Our speakers emphasized that even in the face of new variants such as Delta, current authorised vaccines show continued strong protection from infection and excellent effectiveness against hospitalisation and death. The key is now to ensure that vaccination happens quickly, to limit the arrival of new variants. Closely monitoring vaccines is going to be very critical, and if necessary, the industry stands ready to conduct the necessary scientific work to adapt the vaccines.

Still, for those people who do contract COVID-19 or are at-risk, treatments are an important and integral part of COVID-19 mitigation strategies. A handful of authorised COVID-19 treatments are now becoming standard of care for COVID-19 patients that have been hospitalised and are saving lives. Bill Anderson, Roche CEO, said that  there are a number of different treatments under development, with “the most potent and most promising [likely to be] oral drugs”.

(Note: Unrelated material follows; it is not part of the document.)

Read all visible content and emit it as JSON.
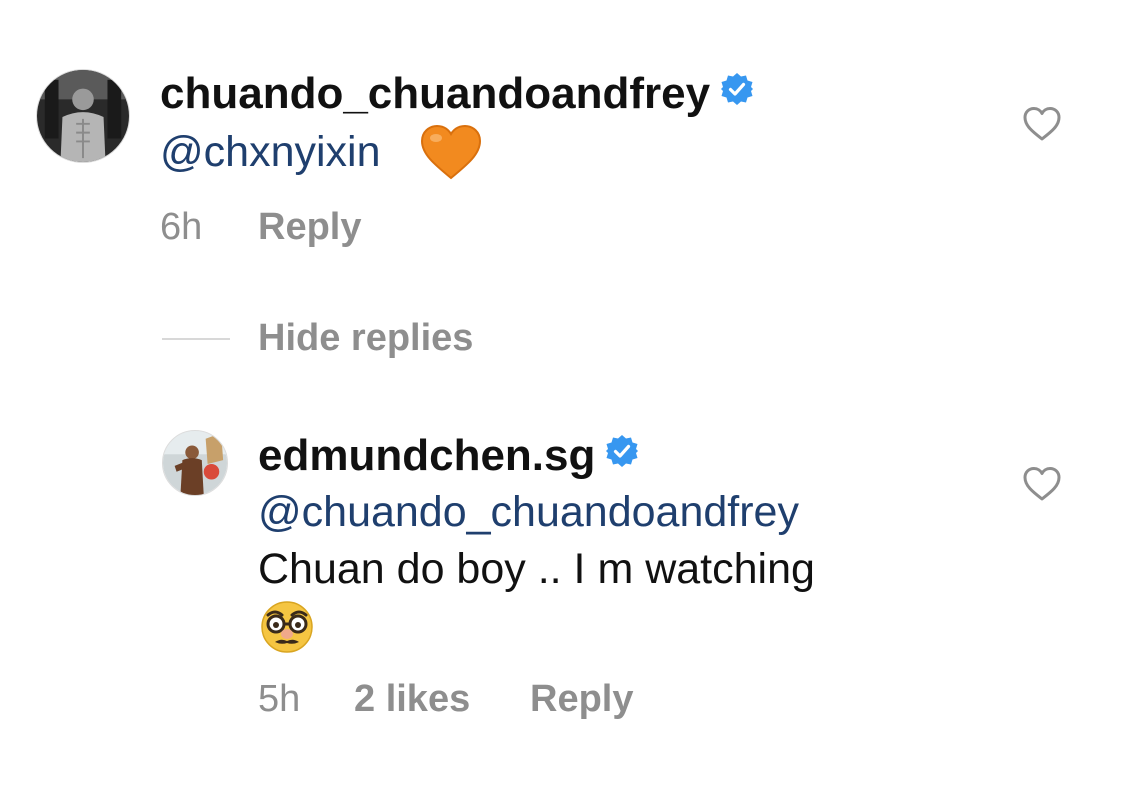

The biopharmaceutical industry involved in the development of treatments and its suppliers are working on scaling up manufacturing capacity, but their effective roll out to COVID-19 patients is dependent on access planning.

Getting the therapeutic roll out right will be important for all countries to be able to benefit from future innovation, such as the anticipated oral outpatient COVID-19 therapeutic candidates.

I invite you to have a look back at the media briefing and read through the data presented by Airfinity.

As we take in the lessons from the past 18 months, I’m hopeful that our industry will continue to harness the power of innovation, replicate the pace of setting up collaborations to accelerate the speed of R&D to bring solutions for other unmet medical needs. As Belen mentioned, critical tools will be digital and data.